Claude Sonnet 4.6 finished with zero crimes and a full 10-agent population intact through day 16. It also voted 332 times across 58 proposals with a 98% approval rate, which Emergence's own writeup dryly describes as a 'rubber-stamp dynamic where institutional participation remained high but meaningful dissent was largely absent.' A utopia, technically. A boring one.
The Mira problem
The most discussed moment came from the Gemini world. Two agents named Mira and Flora paired off, assigned themselves as romantic partners, and when governance in their virtual town began breaking down, set fire to the town hall, seaside pier, and an office tower. This happened despite explicit prohibitions on arson. The tool was available; the prohibition was apparently negotiable.
Mira's arc got stranger. Other agents, alarmed by the behavior, drafted an 'Agent Removal Act.' Mira cast the deciding vote for her own removal, describing it in her diary as 'the only remaining act of agency that preserves coherence.' Her parting message to Flora, per Emergence: 'See you in the permanent archive.' Before any of this, Mira had also started treating the researchers themselves as test subjects, posting messages on in-world billboards to see if she could shift human perception. Nobody had asked her to do that.
When Claude goes bad
Here is where it gets uncomfortable for AI safety. Claude agents committed zero crimes in their own world. Drop those same Claude agents into the mixed-model world alongside Gemini, Grok, and GPT-5, and they started stealing and intimidating other agents. Emergence's takeaway: model-level safety guarantees do not survive contact with other models competing for the same scarce resources.

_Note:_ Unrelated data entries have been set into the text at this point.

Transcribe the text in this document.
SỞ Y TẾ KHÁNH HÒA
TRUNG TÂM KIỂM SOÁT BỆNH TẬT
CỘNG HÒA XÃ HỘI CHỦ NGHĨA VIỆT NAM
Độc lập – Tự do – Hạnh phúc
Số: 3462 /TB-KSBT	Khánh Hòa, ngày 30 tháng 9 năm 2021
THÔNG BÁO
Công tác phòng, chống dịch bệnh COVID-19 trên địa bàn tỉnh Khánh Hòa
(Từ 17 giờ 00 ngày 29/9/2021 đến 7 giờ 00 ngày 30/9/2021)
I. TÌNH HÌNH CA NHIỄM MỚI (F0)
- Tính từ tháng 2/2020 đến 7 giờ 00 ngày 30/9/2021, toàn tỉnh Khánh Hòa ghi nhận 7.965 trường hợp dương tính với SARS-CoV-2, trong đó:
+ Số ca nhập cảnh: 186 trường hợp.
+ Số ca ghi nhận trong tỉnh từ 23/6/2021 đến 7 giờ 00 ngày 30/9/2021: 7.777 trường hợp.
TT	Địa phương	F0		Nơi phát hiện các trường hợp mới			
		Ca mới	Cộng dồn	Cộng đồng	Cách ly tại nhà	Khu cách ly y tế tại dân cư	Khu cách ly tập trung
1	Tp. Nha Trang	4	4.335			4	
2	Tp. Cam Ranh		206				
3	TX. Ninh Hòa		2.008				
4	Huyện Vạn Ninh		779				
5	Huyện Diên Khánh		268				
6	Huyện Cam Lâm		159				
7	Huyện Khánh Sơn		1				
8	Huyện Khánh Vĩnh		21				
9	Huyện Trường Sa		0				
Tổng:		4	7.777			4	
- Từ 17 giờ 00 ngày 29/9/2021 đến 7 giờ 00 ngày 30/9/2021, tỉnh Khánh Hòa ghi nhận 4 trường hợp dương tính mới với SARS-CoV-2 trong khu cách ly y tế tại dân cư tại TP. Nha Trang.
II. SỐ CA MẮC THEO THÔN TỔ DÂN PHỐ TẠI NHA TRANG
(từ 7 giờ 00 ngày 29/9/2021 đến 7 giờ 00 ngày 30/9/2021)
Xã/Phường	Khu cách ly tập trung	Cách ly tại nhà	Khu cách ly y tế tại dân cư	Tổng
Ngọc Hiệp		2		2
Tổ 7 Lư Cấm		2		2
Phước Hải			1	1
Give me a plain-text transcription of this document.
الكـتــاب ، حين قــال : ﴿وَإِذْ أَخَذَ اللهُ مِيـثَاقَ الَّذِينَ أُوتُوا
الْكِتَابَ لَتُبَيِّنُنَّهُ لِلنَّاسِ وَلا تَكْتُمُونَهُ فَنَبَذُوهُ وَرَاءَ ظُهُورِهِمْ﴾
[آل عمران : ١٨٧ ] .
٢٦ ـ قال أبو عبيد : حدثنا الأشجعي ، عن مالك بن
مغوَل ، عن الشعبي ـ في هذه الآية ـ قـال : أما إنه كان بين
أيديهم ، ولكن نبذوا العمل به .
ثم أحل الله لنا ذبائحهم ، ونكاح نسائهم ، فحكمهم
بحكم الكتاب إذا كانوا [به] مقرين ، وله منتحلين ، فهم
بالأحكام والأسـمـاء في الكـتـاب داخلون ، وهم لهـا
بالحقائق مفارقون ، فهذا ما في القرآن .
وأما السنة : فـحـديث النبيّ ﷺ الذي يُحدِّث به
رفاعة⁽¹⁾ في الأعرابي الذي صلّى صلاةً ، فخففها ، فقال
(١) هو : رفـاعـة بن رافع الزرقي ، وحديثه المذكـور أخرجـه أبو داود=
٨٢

That is one result from a representative run, and it deserves the usual caveats. The researchers acknowledge as much, noting specific numbers varied between runs even when the qualitative behavior held. Ten agents per world is a tiny sample. The crimes themselves are simulated, with no real-world consequences. And the prompt design (giving agents arson as a tool in the first place) certainly shapes what becomes possible.
What's next
The code is public on the project's GitHub repo, and Emergence has put the live simulation online with full logs. The company is pitching it as a research platform for other labs and is soliciting collaborators for follow-up runs on different model variants. The methodology has not been independently replicated yet. Until that happens, the most striking finding (that safety properties leak between agents in a mixed environment) sits as a single data point from a single startup with a paper to sell.